С другой разновидностью свободной мениппеи Достоевский был знаком по «философским повестям» Вольтера. Этот тип мениппеи был очень близок к некоторым сторонам его творчества (у Достоевского был даже замысел написать «Русского Кандида»).
Напомним об огромном значении для Достоевского диалогической культуры Вольтера и Дидро, восходящей к «сократическому диалогу», к античной мениппее и – отчасти – к диатрибе и солилоквиуму.
Другой тип свободной мениппеи, с фантастическим и сказочным элементом, был представлен в творчестве Гофмана, который оказал значительное влияние уже на раннего Достоевского. Привлекли внимание Достоевского и близкие по своей сущности к мениппее рассказы Эдгара По. В своей заметке «Три рассказа Эдгара По» Достоевский очень верно отметил близкие ему самому особенности этого писателя:
«Он почти всегда берет самую исключительную действительность, ставит своего героя в самое исключительное внешнее или психологическое положение и с какою силою проницательности, с какою поражающей верностью рассказывает он о состоянии души этого человека!»[105].

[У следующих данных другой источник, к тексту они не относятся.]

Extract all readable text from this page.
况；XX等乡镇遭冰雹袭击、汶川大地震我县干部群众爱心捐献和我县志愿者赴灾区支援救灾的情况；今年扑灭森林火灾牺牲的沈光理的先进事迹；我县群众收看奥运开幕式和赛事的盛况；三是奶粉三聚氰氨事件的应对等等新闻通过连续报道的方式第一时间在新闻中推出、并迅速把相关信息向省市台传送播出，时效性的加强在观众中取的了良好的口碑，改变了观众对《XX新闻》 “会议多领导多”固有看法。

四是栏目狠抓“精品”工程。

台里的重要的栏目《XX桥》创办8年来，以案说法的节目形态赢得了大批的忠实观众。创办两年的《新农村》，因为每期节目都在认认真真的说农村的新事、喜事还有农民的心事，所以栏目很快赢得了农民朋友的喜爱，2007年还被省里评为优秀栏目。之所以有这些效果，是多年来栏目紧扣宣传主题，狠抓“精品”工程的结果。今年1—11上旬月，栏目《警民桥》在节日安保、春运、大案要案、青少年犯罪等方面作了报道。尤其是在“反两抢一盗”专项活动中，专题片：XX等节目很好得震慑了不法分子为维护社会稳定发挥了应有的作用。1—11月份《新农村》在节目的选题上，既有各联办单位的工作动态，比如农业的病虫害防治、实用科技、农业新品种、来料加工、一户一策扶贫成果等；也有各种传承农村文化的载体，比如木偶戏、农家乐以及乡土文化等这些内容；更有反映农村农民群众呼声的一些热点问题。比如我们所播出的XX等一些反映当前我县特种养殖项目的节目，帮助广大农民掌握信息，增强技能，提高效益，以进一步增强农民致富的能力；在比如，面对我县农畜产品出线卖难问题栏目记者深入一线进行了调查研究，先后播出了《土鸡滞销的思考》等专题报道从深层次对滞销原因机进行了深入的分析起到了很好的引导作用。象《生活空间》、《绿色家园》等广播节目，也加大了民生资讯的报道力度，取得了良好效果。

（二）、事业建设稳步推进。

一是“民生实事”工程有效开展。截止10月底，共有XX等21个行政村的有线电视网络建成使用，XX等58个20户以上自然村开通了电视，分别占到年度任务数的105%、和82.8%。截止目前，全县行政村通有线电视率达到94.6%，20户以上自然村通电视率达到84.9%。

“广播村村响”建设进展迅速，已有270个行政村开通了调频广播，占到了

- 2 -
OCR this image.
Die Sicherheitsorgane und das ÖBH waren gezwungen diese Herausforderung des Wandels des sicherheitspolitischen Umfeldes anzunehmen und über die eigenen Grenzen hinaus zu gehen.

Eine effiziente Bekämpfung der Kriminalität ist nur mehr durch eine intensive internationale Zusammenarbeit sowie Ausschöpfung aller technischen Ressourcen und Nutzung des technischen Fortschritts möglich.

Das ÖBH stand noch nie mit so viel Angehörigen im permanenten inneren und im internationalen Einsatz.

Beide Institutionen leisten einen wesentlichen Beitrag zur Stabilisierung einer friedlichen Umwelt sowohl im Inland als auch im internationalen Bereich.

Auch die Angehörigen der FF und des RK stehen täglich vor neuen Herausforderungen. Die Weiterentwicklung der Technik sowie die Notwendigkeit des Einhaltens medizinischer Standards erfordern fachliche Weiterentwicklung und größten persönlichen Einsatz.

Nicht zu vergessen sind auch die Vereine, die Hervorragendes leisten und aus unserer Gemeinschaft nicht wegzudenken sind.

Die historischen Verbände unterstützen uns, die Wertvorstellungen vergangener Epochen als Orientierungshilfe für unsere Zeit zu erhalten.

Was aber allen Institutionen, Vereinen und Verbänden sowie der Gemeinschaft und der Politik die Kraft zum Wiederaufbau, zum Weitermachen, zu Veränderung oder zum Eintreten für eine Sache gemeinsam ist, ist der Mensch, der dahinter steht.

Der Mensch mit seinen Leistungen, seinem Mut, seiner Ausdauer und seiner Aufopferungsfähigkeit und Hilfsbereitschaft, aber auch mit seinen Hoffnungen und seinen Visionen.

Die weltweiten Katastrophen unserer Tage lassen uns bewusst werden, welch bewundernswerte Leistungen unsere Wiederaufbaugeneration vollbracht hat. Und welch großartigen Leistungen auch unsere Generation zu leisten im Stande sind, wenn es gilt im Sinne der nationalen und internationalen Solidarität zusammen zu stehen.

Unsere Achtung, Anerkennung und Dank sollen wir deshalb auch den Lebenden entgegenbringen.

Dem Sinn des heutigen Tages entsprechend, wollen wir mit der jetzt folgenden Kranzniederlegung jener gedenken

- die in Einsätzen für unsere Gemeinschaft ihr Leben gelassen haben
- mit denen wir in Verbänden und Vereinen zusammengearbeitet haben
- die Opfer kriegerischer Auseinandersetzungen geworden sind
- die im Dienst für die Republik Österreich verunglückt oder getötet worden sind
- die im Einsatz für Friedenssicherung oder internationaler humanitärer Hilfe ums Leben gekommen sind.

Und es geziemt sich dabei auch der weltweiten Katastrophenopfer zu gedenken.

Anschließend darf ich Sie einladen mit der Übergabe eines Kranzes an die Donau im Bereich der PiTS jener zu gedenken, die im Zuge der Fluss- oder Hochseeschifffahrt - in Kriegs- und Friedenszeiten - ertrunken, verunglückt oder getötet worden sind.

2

Правда, в этом определении выдвинут только один момент мениппеи – создание исключительной сюжетной ситуации, то есть провоцирующей анакризы, но именно этот момент Достоевский постоянно выдвигал как главную отличительную особенность своего собственного творческого метода.
Наш обзор (далеко не полный) жанровых источников Достоевского показывает, что он знал или мог знать разнообразные вариации мениппеи, жанра очень пластичного, богатого возможностями, исключительно приспособленного для проникновения в «глубины души человеческой» и для острой и обнаженной постановки «последних вопросов».
На рассказе «Бобок» можно показать, насколько жанровая сущность мениппеи отвечала всем основным творческим устремлениям Достоевского. Этот рассказ в жанровом отношении является одним из самых ключевых его произведений.
Обратим прежде всего наше внимание на следующее. Маленький «Бобок» – один из самых коротких сюжетных рассказов Достоевского – является почти микрокосмом всего его творчества. Очень многие, и притом важнейшие, идеи, темы и образы его творчества – и предшествующего и последующего – появляются здесь в предельно острой и обнаженной форме: идея о том, что «все позволено», если нет бога и бессмертия души (один из ведущих образов идей в его творчестве); связанная с этим тема исповеди без покаяния и «бесстыдной правды», проходящая через все творчество Достоевского, начиная с «Записок из подполья»; тема последних моментов сознания (связанная в других произведениях с темами смертной казни и самоубийства); тема сознания, находящегося на грани безумия; тема сладострастия, проникшего в высшие сферы сознания и мысли; тема сплошной «неуместности» и «неблагообразия» жизни, оторванной от народных корней и народной веры, и др. – все эти темы и идеи в сгущенной и обнаженной форме вмещены в узкие, казалось бы, рамки этого рассказа.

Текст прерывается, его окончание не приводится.